Covering approximately 71% of the Earth’s surface, the ocean plays a crucial role in global climate regulation, weather patterns, biodiversity, and human economic development. Ocean science research focuses on the natural characteristics of the ocean, its changing patterns, and the theories, methods, and applications related to the development and utilization of ocean resources. Therefore, we propose a large language model, OceanGPT, designed specifically for the ocean domain. It can handle various ocean science tasks, including Q&A and content generation. Additionally, we attempt to validate the potential of the large language model in simulating underwater robot operations, further exploring the realization of model-driven underwater embodied intelligence.

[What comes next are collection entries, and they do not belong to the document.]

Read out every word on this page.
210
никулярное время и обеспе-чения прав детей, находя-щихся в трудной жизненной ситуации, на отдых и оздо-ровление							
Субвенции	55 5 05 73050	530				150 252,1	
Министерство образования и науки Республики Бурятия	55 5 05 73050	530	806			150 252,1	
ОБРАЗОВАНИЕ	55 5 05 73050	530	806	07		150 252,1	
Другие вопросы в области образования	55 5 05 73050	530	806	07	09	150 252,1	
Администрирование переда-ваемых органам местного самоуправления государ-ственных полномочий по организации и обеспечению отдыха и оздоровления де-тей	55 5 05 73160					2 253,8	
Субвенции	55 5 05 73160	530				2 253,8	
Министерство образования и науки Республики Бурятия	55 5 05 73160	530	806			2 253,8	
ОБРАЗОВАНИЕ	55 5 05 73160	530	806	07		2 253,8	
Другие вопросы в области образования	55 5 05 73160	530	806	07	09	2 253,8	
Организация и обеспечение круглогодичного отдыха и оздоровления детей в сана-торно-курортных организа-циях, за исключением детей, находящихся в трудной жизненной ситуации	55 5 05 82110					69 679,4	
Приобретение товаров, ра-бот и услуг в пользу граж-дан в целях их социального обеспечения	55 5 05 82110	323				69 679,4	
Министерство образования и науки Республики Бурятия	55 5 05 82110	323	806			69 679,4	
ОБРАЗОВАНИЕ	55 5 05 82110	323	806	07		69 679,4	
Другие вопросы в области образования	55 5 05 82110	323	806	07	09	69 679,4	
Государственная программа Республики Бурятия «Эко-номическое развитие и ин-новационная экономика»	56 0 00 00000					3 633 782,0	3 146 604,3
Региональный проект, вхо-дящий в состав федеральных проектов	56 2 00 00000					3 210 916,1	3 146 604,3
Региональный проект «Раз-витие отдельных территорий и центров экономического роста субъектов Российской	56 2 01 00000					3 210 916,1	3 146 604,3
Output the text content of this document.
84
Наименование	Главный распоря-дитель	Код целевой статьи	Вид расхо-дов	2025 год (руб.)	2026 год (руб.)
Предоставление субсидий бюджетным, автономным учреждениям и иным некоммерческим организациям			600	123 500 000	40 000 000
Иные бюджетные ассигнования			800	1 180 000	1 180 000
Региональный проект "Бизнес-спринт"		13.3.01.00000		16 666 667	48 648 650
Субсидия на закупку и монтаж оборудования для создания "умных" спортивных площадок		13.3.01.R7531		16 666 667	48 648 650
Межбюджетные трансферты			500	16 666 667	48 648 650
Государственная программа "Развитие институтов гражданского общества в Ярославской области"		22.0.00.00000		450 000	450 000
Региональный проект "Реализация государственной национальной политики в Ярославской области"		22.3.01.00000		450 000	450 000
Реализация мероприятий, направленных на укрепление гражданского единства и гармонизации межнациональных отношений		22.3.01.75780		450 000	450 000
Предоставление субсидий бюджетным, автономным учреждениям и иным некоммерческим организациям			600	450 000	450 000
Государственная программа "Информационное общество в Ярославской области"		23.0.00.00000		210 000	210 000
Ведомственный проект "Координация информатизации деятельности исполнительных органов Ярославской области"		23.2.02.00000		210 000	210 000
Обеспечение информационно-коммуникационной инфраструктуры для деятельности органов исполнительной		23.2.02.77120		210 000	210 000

Evolutionary Data Synthesis Agent: Specifically, the agent employs two collaborative strategies: firstly, supplementing and expanding background knowledge of seed samples, and secondly, refining analysis to enhance and improve the knowledge contained within seed data.
Fine-tuned Literature Reading Agent: Initially fine-tuning a large language model to develop an intelligent model specialized for literature extraction, enabling the agent to extract high-quality sentences from vast ocean literature.
Quality Assurance Audit Agent: Predefining specific syntactic and semantic rules related to ocean science, constructing this agent through prompting to filter data and ensure the quality of generated data.
We trained OceanGPT based on open-source models (such as Qwen, LLaMA, MiniCPM, etc.) and instructions generated by the DoInstruct framework.